HUDDERSFIELD AND EAST AND WEST COASTS RAILWAY.
Last week a meeting of the proprietors was held at Huddersfield, to confirm a resolution previously proposed, to the effect that all further proceedings be suspended; Mr. Starkey in the chair.
The Report stated, that a scrutiny of the votes had been made, the result of which showed a small majority of votes in favour of the motion for suspending all further proceedings. Acting upon the spirit of such motion, and in deference to the opinions of the majority of their fellow-townsmen, as expressed at such meeting, the Directors determined (although there was no legal decision of the meeting to warrant them in so doing) to give effect thereto, by an immediate return to the shareholders of the deposits, less the expenses, relying upon the shareholders to confirm the same at a future meeting. Nearly all the debts of the Company had been paid; those of Mr. Jacomb, the Solicitor, Mr. Miller, Consulting Engineer, and Messrs. Webster, the Parliamentary Agents, had not been received; and while the account of Mr. Stead, Acting Engineer, had been referred to Mr. Miller, Mr. Jacomb's account was promised to be completed with all possible dispatch, and when delivered, to be submitted (if wished by the Board) to any two disinterested individuals. The Directors were apprehensive that the retention of 8s. per share would not cover the expenses, and to meet the deficiency application had been made to the 42 members of the Provisional Committee, who had not paid up their deposits requiring them to pay on or before Saturday last; only one gentleman had paid (C. Randall, Esq., of Manchester), and Mr. W. Ackroyd and Mr. Jeremiah Riley had both expressed their intention of paying their proportion of the expenses. The Report further stated that Mr. Jacomb had declared his intention of releasing the Directors from their personal pledge of paying him any deficiency, and would take upon himself the risk of obtaining payment thereof solely from the defaulting members of the Provisional Committee.

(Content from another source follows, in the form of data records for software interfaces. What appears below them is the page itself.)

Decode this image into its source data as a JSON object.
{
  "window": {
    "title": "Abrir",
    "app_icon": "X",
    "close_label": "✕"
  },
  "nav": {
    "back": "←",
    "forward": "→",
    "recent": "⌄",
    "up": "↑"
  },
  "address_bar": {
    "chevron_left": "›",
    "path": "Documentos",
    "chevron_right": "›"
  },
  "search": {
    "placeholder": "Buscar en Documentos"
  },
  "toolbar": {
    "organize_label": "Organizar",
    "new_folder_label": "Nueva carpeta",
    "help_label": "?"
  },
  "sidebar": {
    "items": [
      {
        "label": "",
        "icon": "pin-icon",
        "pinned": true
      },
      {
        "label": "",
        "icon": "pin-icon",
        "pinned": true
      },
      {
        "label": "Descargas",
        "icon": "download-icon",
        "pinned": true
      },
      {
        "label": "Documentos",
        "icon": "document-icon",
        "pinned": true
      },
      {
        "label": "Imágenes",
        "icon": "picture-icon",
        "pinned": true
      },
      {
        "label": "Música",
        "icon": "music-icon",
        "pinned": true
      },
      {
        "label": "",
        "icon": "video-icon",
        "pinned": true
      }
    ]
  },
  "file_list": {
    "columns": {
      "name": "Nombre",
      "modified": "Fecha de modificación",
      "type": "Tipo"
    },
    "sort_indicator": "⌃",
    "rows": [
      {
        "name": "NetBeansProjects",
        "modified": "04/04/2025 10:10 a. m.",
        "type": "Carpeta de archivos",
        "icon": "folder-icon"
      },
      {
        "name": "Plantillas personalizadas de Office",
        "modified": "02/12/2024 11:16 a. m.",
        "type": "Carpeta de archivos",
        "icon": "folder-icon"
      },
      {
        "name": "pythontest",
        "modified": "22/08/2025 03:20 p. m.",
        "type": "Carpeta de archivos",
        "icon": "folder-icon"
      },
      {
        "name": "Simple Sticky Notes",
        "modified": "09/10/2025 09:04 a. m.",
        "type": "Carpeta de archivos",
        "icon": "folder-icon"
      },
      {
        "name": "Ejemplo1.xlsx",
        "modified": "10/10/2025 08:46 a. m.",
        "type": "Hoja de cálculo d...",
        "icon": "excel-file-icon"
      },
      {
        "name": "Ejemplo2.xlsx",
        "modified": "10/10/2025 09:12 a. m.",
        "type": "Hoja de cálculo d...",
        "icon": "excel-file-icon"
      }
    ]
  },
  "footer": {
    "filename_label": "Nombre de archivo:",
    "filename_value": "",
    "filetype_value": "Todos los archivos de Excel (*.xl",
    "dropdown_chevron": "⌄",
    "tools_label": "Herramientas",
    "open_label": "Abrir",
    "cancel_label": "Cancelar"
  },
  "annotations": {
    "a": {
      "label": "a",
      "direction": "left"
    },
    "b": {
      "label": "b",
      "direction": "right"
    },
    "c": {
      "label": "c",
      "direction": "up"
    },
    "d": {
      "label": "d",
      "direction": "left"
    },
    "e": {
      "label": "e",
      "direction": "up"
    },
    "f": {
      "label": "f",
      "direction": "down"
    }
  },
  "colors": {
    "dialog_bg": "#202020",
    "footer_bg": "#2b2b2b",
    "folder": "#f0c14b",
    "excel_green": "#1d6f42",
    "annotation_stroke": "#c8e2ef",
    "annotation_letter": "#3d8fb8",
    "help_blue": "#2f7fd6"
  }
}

The Chairman explained that the present meeting would not have been called if the resolution passed at the last meeting had been legally carried. A strong feeling had been manifested that the project should be given up, and the Directors had carried out that feeling, relying upon the shareholders to protect them from any difficulties that might arise. He regretted that a combination of adverse circumstances had placed them in their present position, and he regretted it the more seeing that so large an amount of money had been expended in taking the project before Parliament. He concluded by moving that the Report be adopted, and that the meeting “ratifies and confirms the original motion proposed to the meeting of the 2nd instant, and the payment of £1 14s, per share out of the deposit monies to the shareholders, and the retention and application, so far as may be necessary, of the remaining 8s. per share towards the expenses of the undertaking.”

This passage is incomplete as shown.